At first his mind refused to function. Thoughts became separate entities, apart from each other. A single thought would touch his mind, and then fade, to be replaced by another. He tried to concentrate on each thought, fuse it with a second, achieve some continuity. But it was as if he were dreaming, a deep, troubled dream, from which he sought desperately hard to escape, to wake from, and could not.

He was aware, separately, of his surroundings. First the walls. And then the color of the walls. The ceiling. The cot on which he was lying. The fact that the room had no doors or windows. Each of these facts touched his mind, fled, returned again, one by one, intermingling with other facts, other thoughts, but never two in the same sequence.

He fought the silent battle within his mind for an interminable period. There was no time for him; there was only the mental conflict, the intense pressure exerted on every cell in his brain that stretched dangerously taut the fine line between rationality and insanity.

His body was rigid, immobile, on the cot, and he stared at the ceiling above and knew nothing of the silent, waiting eyes hidden behind one-way view-plates in the walls, watching the struggle that went on within him.

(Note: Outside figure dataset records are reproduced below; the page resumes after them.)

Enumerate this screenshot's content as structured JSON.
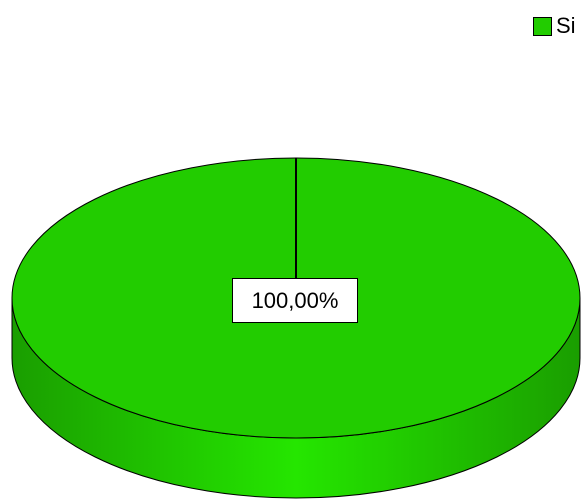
{
  "chart_data": {
    "type": "pie",
    "slices": [
      {
        "label": "Si",
        "value": 100.0,
        "display": "100,00%",
        "color": "#22cc00"
      }
    ],
    "legend": {
      "position": "top-right",
      "entries": [
        "Si"
      ]
    },
    "style": "3d"
  }
}
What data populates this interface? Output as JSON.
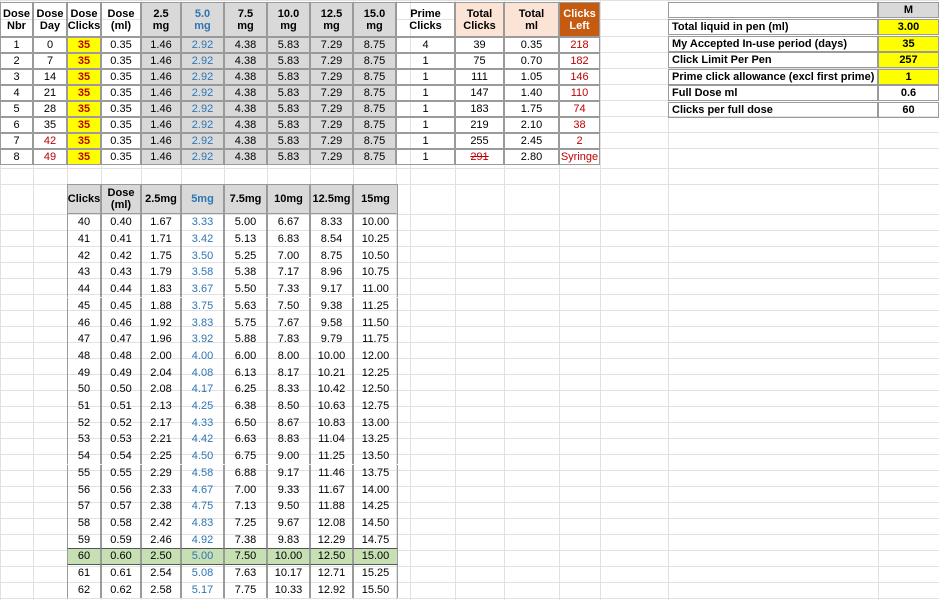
{
  "top_table": {
    "headers": [
      [
        "Dose",
        "Nbr"
      ],
      [
        "Dose",
        "Day"
      ],
      [
        "Dose",
        "Clicks"
      ],
      [
        "Dose",
        "(ml)"
      ],
      [
        "2.5",
        "mg"
      ],
      [
        "5.0",
        "mg"
      ],
      [
        "7.5",
        "mg"
      ],
      [
        "10.0",
        "mg"
      ],
      [
        "12.5",
        "mg"
      ],
      [
        "15.0",
        "mg"
      ],
      [
        "Prime",
        "Clicks"
      ],
      [
        "Total",
        "Clicks"
      ],
      [
        "Total",
        "ml"
      ],
      [
        "Clicks",
        "Left"
      ]
    ],
    "rows": [
      [
        "1",
        "0",
        "35",
        "0.35",
        "1.46",
        "2.92",
        "4.38",
        "5.83",
        "7.29",
        "8.75",
        "4",
        "39",
        "0.35",
        "218"
      ],
      [
        "2",
        "7",
        "35",
        "0.35",
        "1.46",
        "2.92",
        "4.38",
        "5.83",
        "7.29",
        "8.75",
        "1",
        "75",
        "0.70",
        "182"
      ],
      [
        "3",
        "14",
        "35",
        "0.35",
        "1.46",
        "2.92",
        "4.38",
        "5.83",
        "7.29",
        "8.75",
        "1",
        "111",
        "1.05",
        "146"
      ],
      [
        "4",
        "21",
        "35",
        "0.35",
        "1.46",
        "2.92",
        "4.38",
        "5.83",
        "7.29",
        "8.75",
        "1",
        "147",
        "1.40",
        "110"
      ],
      [
        "5",
        "28",
        "35",
        "0.35",
        "1.46",
        "2.92",
        "4.38",
        "5.83",
        "7.29",
        "8.75",
        "1",
        "183",
        "1.75",
        "74"
      ],
      [
        "6",
        "35",
        "35",
        "0.35",
        "1.46",
        "2.92",
        "4.38",
        "5.83",
        "7.29",
        "8.75",
        "1",
        "219",
        "2.10",
        "38"
      ],
      [
        "7",
        "42",
        "35",
        "0.35",
        "1.46",
        "2.92",
        "4.38",
        "5.83",
        "7.29",
        "8.75",
        "1",
        "255",
        "2.45",
        "2"
      ],
      [
        "8",
        "49",
        "35",
        "0.35",
        "1.46",
        "2.92",
        "4.38",
        "5.83",
        "7.29",
        "8.75",
        "1",
        "291",
        "2.80",
        "Syringe"
      ]
    ]
  },
  "settings": {
    "column_header": "M",
    "rows": [
      {
        "label": "Total liquid in pen (ml)",
        "value": "3.00"
      },
      {
        "label": "My Accepted In-use period (days)",
        "value": "35"
      },
      {
        "label": "Click Limit Per Pen",
        "value": "257"
      },
      {
        "label": "Prime click allowance (excl first prime)",
        "value": "1"
      },
      {
        "label": "Full Dose ml",
        "value": "0.6"
      },
      {
        "label": "Clicks per full dose",
        "value": "60"
      }
    ]
  },
  "bottom_table": {
    "headers": [
      [
        "Clicks"
      ],
      [
        "Dose",
        "(ml)"
      ],
      [
        "2.5mg"
      ],
      [
        "5mg"
      ],
      [
        "7.5mg"
      ],
      [
        "10mg"
      ],
      [
        "12.5mg"
      ],
      [
        "15mg"
      ]
    ],
    "rows": [
      [
        "40",
        "0.40",
        "1.67",
        "3.33",
        "5.00",
        "6.67",
        "8.33",
        "10.00"
      ],
      [
        "41",
        "0.41",
        "1.71",
        "3.42",
        "5.13",
        "6.83",
        "8.54",
        "10.25"
      ],
      [
        "42",
        "0.42",
        "1.75",
        "3.50",
        "5.25",
        "7.00",
        "8.75",
        "10.50"
      ],
      [
        "43",
        "0.43",
        "1.79",
        "3.58",
        "5.38",
        "7.17",
        "8.96",
        "10.75"
      ],
      [
        "44",
        "0.44",
        "1.83",
        "3.67",
        "5.50",
        "7.33",
        "9.17",
        "11.00"
      ],
      [
        "45",
        "0.45",
        "1.88",
        "3.75",
        "5.63",
        "7.50",
        "9.38",
        "11.25"
      ],
      [
        "46",
        "0.46",
        "1.92",
        "3.83",
        "5.75",
        "7.67",
        "9.58",
        "11.50"
      ],
      [
        "47",
        "0.47",
        "1.96",
        "3.92",
        "5.88",
        "7.83",
        "9.79",
        "11.75"
      ],
      [
        "48",
        "0.48",
        "2.00",
        "4.00",
        "6.00",
        "8.00",
        "10.00",
        "12.00"
      ],
      [
        "49",
        "0.49",
        "2.04",
        "4.08",
        "6.13",
        "8.17",
        "10.21",
        "12.25"
      ],
      [
        "50",
        "0.50",
        "2.08",
        "4.17",
        "6.25",
        "8.33",
        "10.42",
        "12.50"
      ],
      [
        "51",
        "0.51",
        "2.13",
        "4.25",
        "6.38",
        "8.50",
        "10.63",
        "12.75"
      ],
      [
        "52",
        "0.52",
        "2.17",
        "4.33",
        "6.50",
        "8.67",
        "10.83",
        "13.00"
      ],
      [
        "53",
        "0.53",
        "2.21",
        "4.42",
        "6.63",
        "8.83",
        "11.04",
        "13.25"
      ],
      [
        "54",
        "0.54",
        "2.25",
        "4.50",
        "6.75",
        "9.00",
        "11.25",
        "13.50"
      ],
      [
        "55",
        "0.55",
        "2.29",
        "4.58",
        "6.88",
        "9.17",
        "11.46",
        "13.75"
      ],
      [
        "56",
        "0.56",
        "2.33",
        "4.67",
        "7.00",
        "9.33",
        "11.67",
        "14.00"
      ],
      [
        "57",
        "0.57",
        "2.38",
        "4.75",
        "7.13",
        "9.50",
        "11.88",
        "14.25"
      ],
      [
        "58",
        "0.58",
        "2.42",
        "4.83",
        "7.25",
        "9.67",
        "12.08",
        "14.50"
      ],
      [
        "59",
        "0.59",
        "2.46",
        "4.92",
        "7.38",
        "9.83",
        "12.29",
        "14.75"
      ],
      [
        "60",
        "0.60",
        "2.50",
        "5.00",
        "7.50",
        "10.00",
        "12.50",
        "15.00"
      ],
      [
        "61",
        "0.61",
        "2.54",
        "5.08",
        "7.63",
        "10.17",
        "12.71",
        "15.25"
      ],
      [
        "62",
        "0.62",
        "2.58",
        "5.17",
        "7.75",
        "10.33",
        "12.92",
        "15.50"
      ]
    ]
  },
  "colors": {
    "yellow": "#ffff00",
    "gray": "#d9d9d9",
    "peach": "#fbe3d6",
    "orange": "#c55a11",
    "green": "#c6e0b4",
    "blue": "#2e75b6",
    "red": "#c00000"
  }
}
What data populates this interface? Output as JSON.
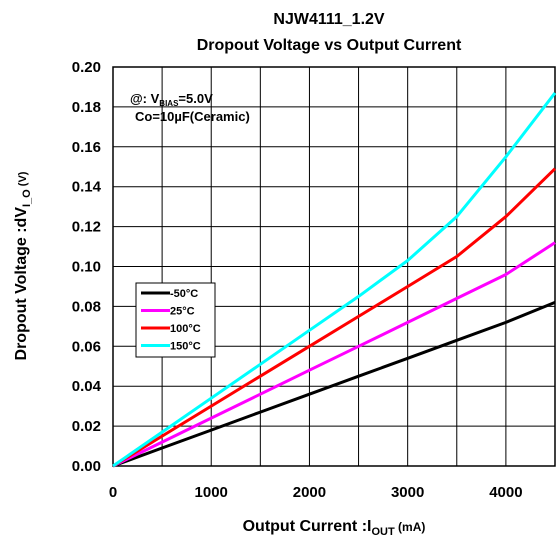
{
  "chart_data": {
    "type": "line",
    "title": "NJW4111_1.2V",
    "subtitle": "Dropout Voltage vs Output Current",
    "xlabel": {
      "main": "Output Current  :I",
      "sub": "OUT",
      "unit": " (mA)"
    },
    "ylabel": {
      "main": "Dropout Voltage  :dV",
      "sub": "I_O",
      "unit": " (V)"
    },
    "xlim": [
      0,
      4500
    ],
    "ylim": [
      0,
      0.2
    ],
    "x_ticks": [
      0,
      1000,
      2000,
      3000,
      4000
    ],
    "x_tick_labels": [
      "0",
      "1000",
      "2000",
      "3000",
      "4000"
    ],
    "y_ticks": [
      0,
      0.02,
      0.04,
      0.06,
      0.08,
      0.1,
      0.12,
      0.14,
      0.16,
      0.18,
      0.2
    ],
    "y_tick_labels": [
      "0.00",
      "0.02",
      "0.04",
      "0.06",
      "0.08",
      "0.10",
      "0.12",
      "0.14",
      "0.16",
      "0.18",
      "0.20"
    ],
    "x_grid": [
      0,
      500,
      1000,
      1500,
      2000,
      2500,
      3000,
      3500,
      4000,
      4500
    ],
    "grid": true,
    "conditions": {
      "line1_prefix": "@:  V",
      "line1_sub": "BIAS",
      "line1_suffix": "=5.0V",
      "line2": "Co=10µF(Ceramic)"
    },
    "legend_position": "middle-left",
    "series": [
      {
        "name": "-50°C",
        "color": "#000000",
        "points": [
          [
            0,
            0
          ],
          [
            500,
            0.009
          ],
          [
            1000,
            0.018
          ],
          [
            1500,
            0.027
          ],
          [
            2000,
            0.036
          ],
          [
            2500,
            0.045
          ],
          [
            3000,
            0.054
          ],
          [
            3500,
            0.063
          ],
          [
            4000,
            0.072
          ],
          [
            4500,
            0.082
          ]
        ]
      },
      {
        "name": "25°C",
        "color": "#ff00ff",
        "points": [
          [
            0,
            0
          ],
          [
            500,
            0.012
          ],
          [
            1000,
            0.024
          ],
          [
            1500,
            0.036
          ],
          [
            2000,
            0.048
          ],
          [
            2500,
            0.06
          ],
          [
            3000,
            0.072
          ],
          [
            3500,
            0.084
          ],
          [
            4000,
            0.096
          ],
          [
            4500,
            0.112
          ]
        ]
      },
      {
        "name": "100°C",
        "color": "#ff0000",
        "points": [
          [
            0,
            0
          ],
          [
            500,
            0.015
          ],
          [
            1000,
            0.03
          ],
          [
            1500,
            0.045
          ],
          [
            2000,
            0.06
          ],
          [
            2500,
            0.075
          ],
          [
            3000,
            0.09
          ],
          [
            3500,
            0.105
          ],
          [
            4000,
            0.125
          ],
          [
            4500,
            0.149
          ]
        ]
      },
      {
        "name": "150°C",
        "color": "#00ffff",
        "points": [
          [
            0,
            0
          ],
          [
            500,
            0.017
          ],
          [
            1000,
            0.034
          ],
          [
            1500,
            0.051
          ],
          [
            2000,
            0.068
          ],
          [
            2500,
            0.085
          ],
          [
            3000,
            0.103
          ],
          [
            3500,
            0.125
          ],
          [
            4000,
            0.155
          ],
          [
            4500,
            0.187
          ]
        ]
      }
    ]
  }
}
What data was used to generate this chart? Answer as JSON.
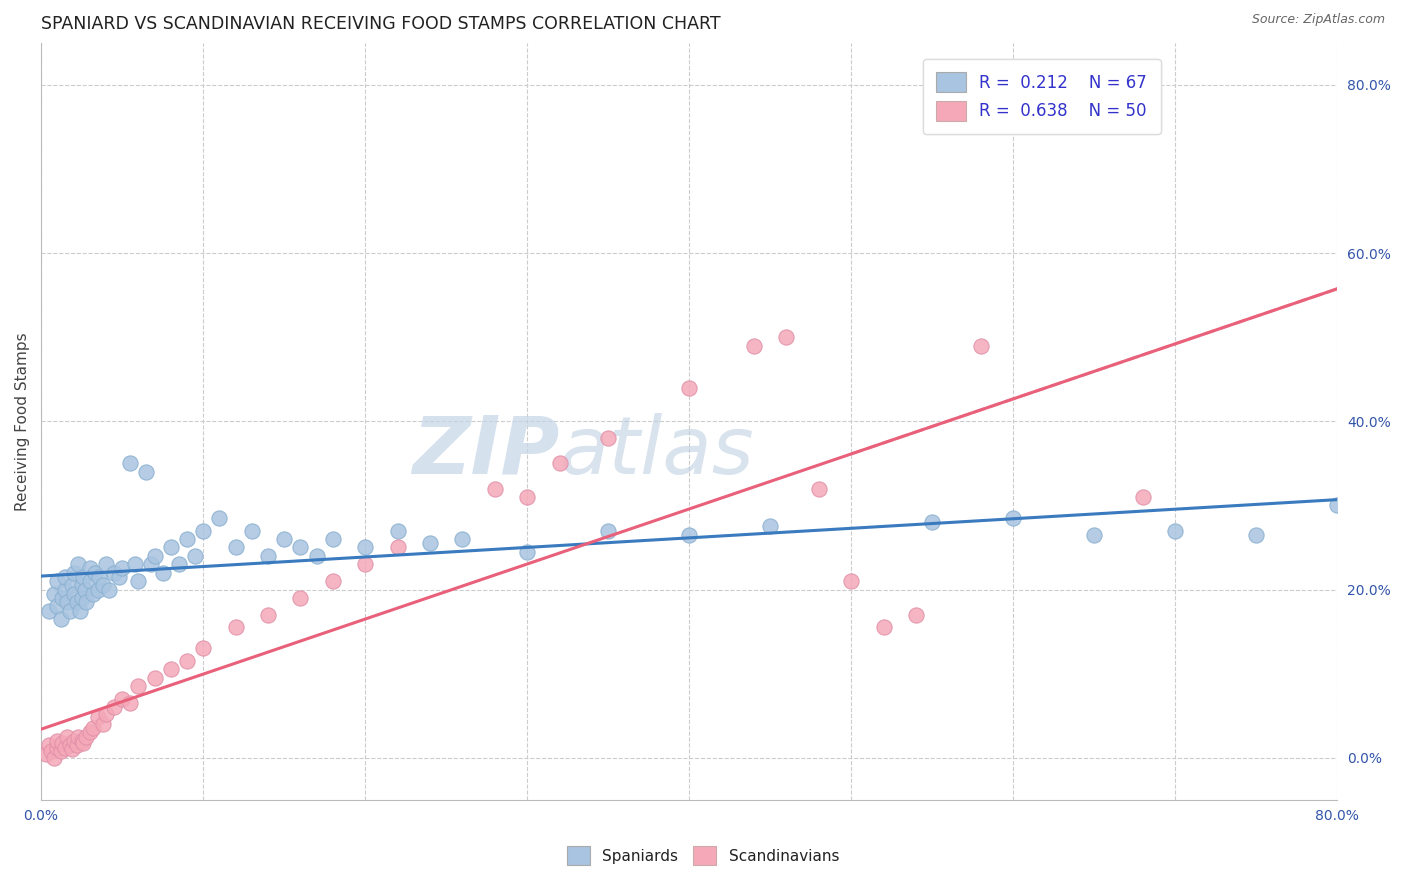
{
  "title": "SPANIARD VS SCANDINAVIAN RECEIVING FOOD STAMPS CORRELATION CHART",
  "source_text": "Source: ZipAtlas.com",
  "ylabel": "Receiving Food Stamps",
  "watermark": "ZIPatlas",
  "xmin": 0.0,
  "xmax": 0.8,
  "ymin": -0.05,
  "ymax": 0.85,
  "spaniard_color": "#a8c4e0",
  "scandinavian_color": "#f4a8b8",
  "spaniard_line_color": "#3a7abf",
  "scandinavian_line_color": "#e8607a",
  "spaniard_R": 0.212,
  "spaniard_N": 67,
  "scandinavian_R": 0.638,
  "scandinavian_N": 50,
  "legend_text_color": "#3333cc",
  "sp_x": [
    0.005,
    0.008,
    0.01,
    0.01,
    0.012,
    0.013,
    0.015,
    0.015,
    0.016,
    0.018,
    0.019,
    0.02,
    0.02,
    0.022,
    0.023,
    0.024,
    0.025,
    0.025,
    0.026,
    0.027,
    0.028,
    0.03,
    0.03,
    0.032,
    0.033,
    0.035,
    0.036,
    0.038,
    0.04,
    0.042,
    0.045,
    0.048,
    0.05,
    0.055,
    0.058,
    0.06,
    0.065,
    0.068,
    0.07,
    0.075,
    0.08,
    0.085,
    0.09,
    0.095,
    0.1,
    0.11,
    0.12,
    0.13,
    0.14,
    0.15,
    0.16,
    0.17,
    0.18,
    0.2,
    0.22,
    0.24,
    0.26,
    0.3,
    0.35,
    0.4,
    0.45,
    0.55,
    0.6,
    0.65,
    0.7,
    0.75,
    0.8
  ],
  "sp_y": [
    0.175,
    0.195,
    0.18,
    0.21,
    0.165,
    0.19,
    0.2,
    0.215,
    0.185,
    0.175,
    0.205,
    0.195,
    0.22,
    0.185,
    0.23,
    0.175,
    0.205,
    0.19,
    0.215,
    0.2,
    0.185,
    0.21,
    0.225,
    0.195,
    0.22,
    0.2,
    0.215,
    0.205,
    0.23,
    0.2,
    0.22,
    0.215,
    0.225,
    0.35,
    0.23,
    0.21,
    0.34,
    0.23,
    0.24,
    0.22,
    0.25,
    0.23,
    0.26,
    0.24,
    0.27,
    0.285,
    0.25,
    0.27,
    0.24,
    0.26,
    0.25,
    0.24,
    0.26,
    0.25,
    0.27,
    0.255,
    0.26,
    0.245,
    0.27,
    0.265,
    0.275,
    0.28,
    0.285,
    0.265,
    0.27,
    0.265,
    0.3
  ],
  "sc_x": [
    0.003,
    0.005,
    0.006,
    0.008,
    0.01,
    0.01,
    0.012,
    0.013,
    0.015,
    0.016,
    0.018,
    0.019,
    0.02,
    0.022,
    0.023,
    0.025,
    0.026,
    0.028,
    0.03,
    0.032,
    0.035,
    0.038,
    0.04,
    0.045,
    0.05,
    0.055,
    0.06,
    0.07,
    0.08,
    0.09,
    0.1,
    0.12,
    0.14,
    0.16,
    0.18,
    0.2,
    0.22,
    0.28,
    0.3,
    0.32,
    0.35,
    0.4,
    0.44,
    0.46,
    0.48,
    0.5,
    0.52,
    0.54,
    0.58,
    0.68
  ],
  "sc_y": [
    0.005,
    0.015,
    0.008,
    0.0,
    0.012,
    0.02,
    0.008,
    0.018,
    0.012,
    0.025,
    0.015,
    0.01,
    0.02,
    0.015,
    0.025,
    0.02,
    0.018,
    0.025,
    0.03,
    0.035,
    0.048,
    0.04,
    0.052,
    0.06,
    0.07,
    0.065,
    0.085,
    0.095,
    0.105,
    0.115,
    0.13,
    0.155,
    0.17,
    0.19,
    0.21,
    0.23,
    0.25,
    0.32,
    0.31,
    0.35,
    0.38,
    0.44,
    0.49,
    0.5,
    0.32,
    0.21,
    0.155,
    0.17,
    0.49,
    0.31
  ]
}
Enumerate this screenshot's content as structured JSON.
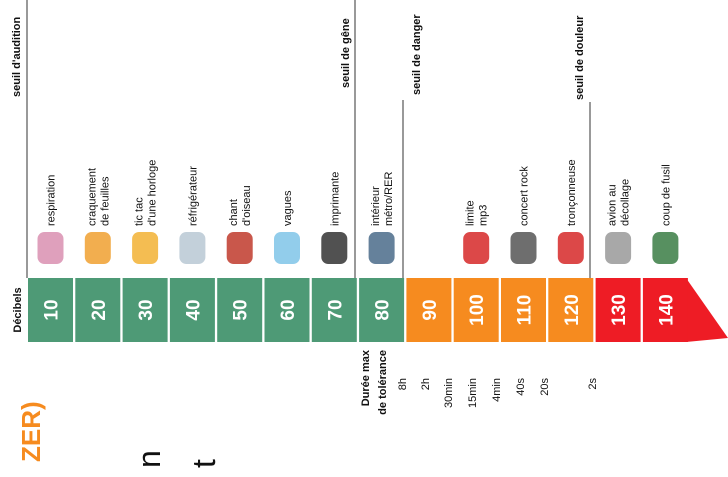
{
  "thresholds": [
    "seuil d'audition",
    "seuil de gêne",
    "seuil de danger",
    "seuil de douleur"
  ],
  "scale_label": "Décibels",
  "levels": [
    {
      "db": "10",
      "sound": [
        "respiration"
      ]
    },
    {
      "db": "20",
      "sound": [
        "craquement",
        "de feuilles"
      ]
    },
    {
      "db": "30",
      "sound": [
        "tic tac",
        "d'une horloge"
      ]
    },
    {
      "db": "40",
      "sound": [
        "réfrigérateur"
      ]
    },
    {
      "db": "50",
      "sound": [
        "chant",
        "d'oiseau"
      ]
    },
    {
      "db": "60",
      "sound": [
        "vagues"
      ]
    },
    {
      "db": "70",
      "sound": [
        "imprimante"
      ]
    },
    {
      "db": "80",
      "sound": [
        "intérieur",
        "métro/RER"
      ]
    },
    {
      "db": "90",
      "sound": []
    },
    {
      "db": "100",
      "sound": [
        "limite",
        "mp3"
      ]
    },
    {
      "db": "110",
      "sound": [
        "concert rock"
      ]
    },
    {
      "db": "120",
      "sound": [
        "tronçonneuse"
      ]
    },
    {
      "db": "130",
      "sound": [
        "avion au",
        "décollage"
      ]
    },
    {
      "db": "140",
      "sound": [
        "coup de fusil"
      ]
    }
  ],
  "duration_title": [
    "Durée max",
    "de tolérance"
  ],
  "durations": [
    "8h",
    "2h",
    "30min",
    "15min",
    "4min",
    "40s",
    "20s",
    "2s"
  ],
  "cropped": [
    "ZER)",
    "n",
    "t"
  ]
}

Reason returned to his mind with infinite, but inexorable, slowness. Finally he was able to grasp one of the ephemeral thoughts, hold it, and it remained, stark and vivid. The walls were green. It was very odd, the thought said, that the walls should be green. Four green walls.

Where was the door? There should be a door in one of the four green walls.

He felt the fusion of those two images, and then, slowly, there was the related knowledge of the cot on which he lay, and of the fact that his entire body was soaked in hot, flowing perspiration. He was aware, in that moment, of the lessening of pressure on his brain, and he felt his body relax, lose its rigidity. A sense of great relief, like a purge flooded through him, to be followed almost immediately by a heavy drowsiness that seized the lids of his eyes and pulled them closed.